Bajo la tutela de Num. Para realizar esta excursión por el interior del país nos hemos rendido al turismo organizado, incorporándonos a un autobús donde viaja una treintena de compatriotas (cien mil españoles visitan Tailandia cada año). La mayoría son más jóvenes que nosotros y visten ropa deportiva comprada en Decathlon, Sprinter o cualquier franquicia similar: lejos queda aquel viajero occidental que paseaba sudoroso por los trópicos con su traje de lino arrugado y su sombrero panamá.

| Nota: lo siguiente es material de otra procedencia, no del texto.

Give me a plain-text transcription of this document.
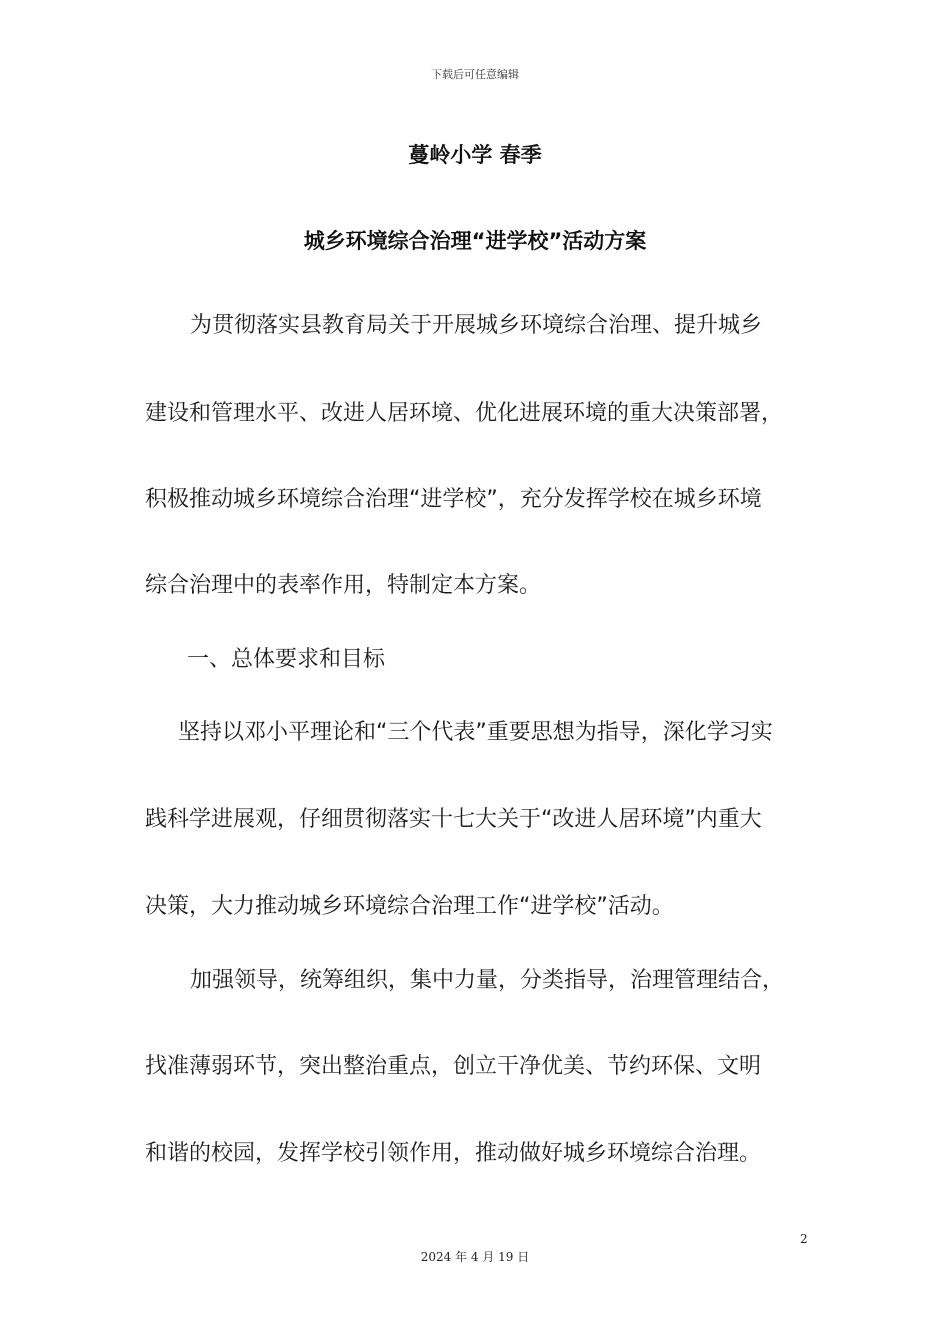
下载后可任意编辑
蔓岭小学 春季
城乡环境综合治理“进学校”活动方案
为贯彻落实县教育局关于开展城乡环境综合治理、提升城乡
建设和管理水平、改进人居环境、优化进展环境的重大决策部署，
积极推动城乡环境综合治理“进学校”，充分发挥学校在城乡环境
综合治理中的表率作用，特制定本方案。
一、总体要求和目标
坚持以邓小平理论和“三个代表”重要思想为指导，深化学习实
践科学进展观，仔细贯彻落实十七大关于“改进人居环境”内重大
决策，大力推动城乡环境综合治理工作“进学校”活动。
加强领导，统筹组织，集中力量，分类指导，治理管理结合，
找准薄弱环节，突出整治重点，创立干净优美、节约环保、文明
和谐的校园，发挥学校引领作用，推动做好城乡环境综合治理。
2
2024 年 4 月 19 日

Otros son los desencantos asociados al turismo masivo, como guardar turno ante los monumentos para hacerse fotografías (intercambiando móviles), ingerir desayunos absurdamente copiosos en los bufés o comprar souvenirs a nativos ya resabiados (las legendarias mujeres jirafa, que descubrí de niño en el libro Costumbres y creencias raras de Hyatt Verrill, han aprendido a decir en español ‘hola’, ‘adiós’ y ‘trescientos baths’).

En el autobús se hallan representadas prácticamente todas las regiones de nuestro país; hemos importado, incluso, la situación política: hay dos parejas de catalanes que sólo hablan entre sí en su idioma y que no se relacionan con los demás. A cadenas internacionales como la CNN llegan por estos días dos noticias procedentes de España: las manifestaciones en Barcelona (tras la sentencia contra los políticos independentistas) y la exhumación de Franco. En nuestro grupo, como en cualquier otro, se va desarrollando una espontánea dinámica de relaciones: algunas personas te resultan detestables a primera vista, mientras que por otras sientes inmediata afinidad. Hago un esfuerzo en socializar.

Desde el primer día, trabamos confianza con una pareja de recién casados de Albacete, él profesor y ella dependiente.

Todo grupo de turistas rinde obediencia, durante los días que dura su existencia, a ese líder efímero (padre y gurú) que es su guía. Nosotros viajamos bajo la tutela de Num, tailandés de 53 años que habla un español poblado de infinitivos, onomatopeyas y reiteraciones, un tipo que combina inteligencia con gracia y que, probablemente, triunfaría como monologuista en España. Sus charlas son tan nutritivas como divertidas, y al hablar de los nacionales de cualquier otro país (birmanos, japoneses, chinos) suele arrancar la carcajada general. Entre las muchas anécdotas que cuenta destaca la de cierto jardinero tailandés, Kiangkrai Techamong, quien hace treinta años trabajó en Arabia Saudí para el príncipe Faisal.

Techamong robó de palacio noventa kilogramos en joyas (incluido un fastuoso diamante azul), los mandó a Tailandia en una bolsa de aspiradora y, poco después, se marchó él también. Detectado el robo, las autoridades tailandesas detuvieron tanto a Techamong como al joyero que hacía de intermediario. Sin embargo, muchas de las joyas devueltas a Arabia resultaron ser falsas. A esto siguió una rocambolesca historia de funcionarios tailandeses corruptos y diplomáticos saudíes asesinados que, a día de hoy, aún no se ha desentrañado. Las joyas siguen sin aparecer. Arabia Saudí y Tailandia no mantienen relaciones desde entonces, lo que ha supuesto una pérdida de miles de millones de dólares para las arcas públicas tailandesas.

20 de octubre

44 letras. Si en Bangkok los rótulos y prospectos suelen estar subtitulados en inglés, en el interior es habitual que todo esté escrito exclusivamente en tailandés. Su alfabeto deriva del camboyano y hunde sus raíces en el sánscrito. Las letras (hay 44) están rematadas con florituras y adornos, lo que parece haberse extendido a todos los aspectos de la vida cotidiana: una servilleta, una cortina o un rollo de papel higiénico nunca es doblado sin una especie de remate artístico, del mismo modo en que los tuktuks están primorosamente decorados, las sandías nunca se cortan de cualquier manera y toda conversación concluye siempre con una sutil reverencia.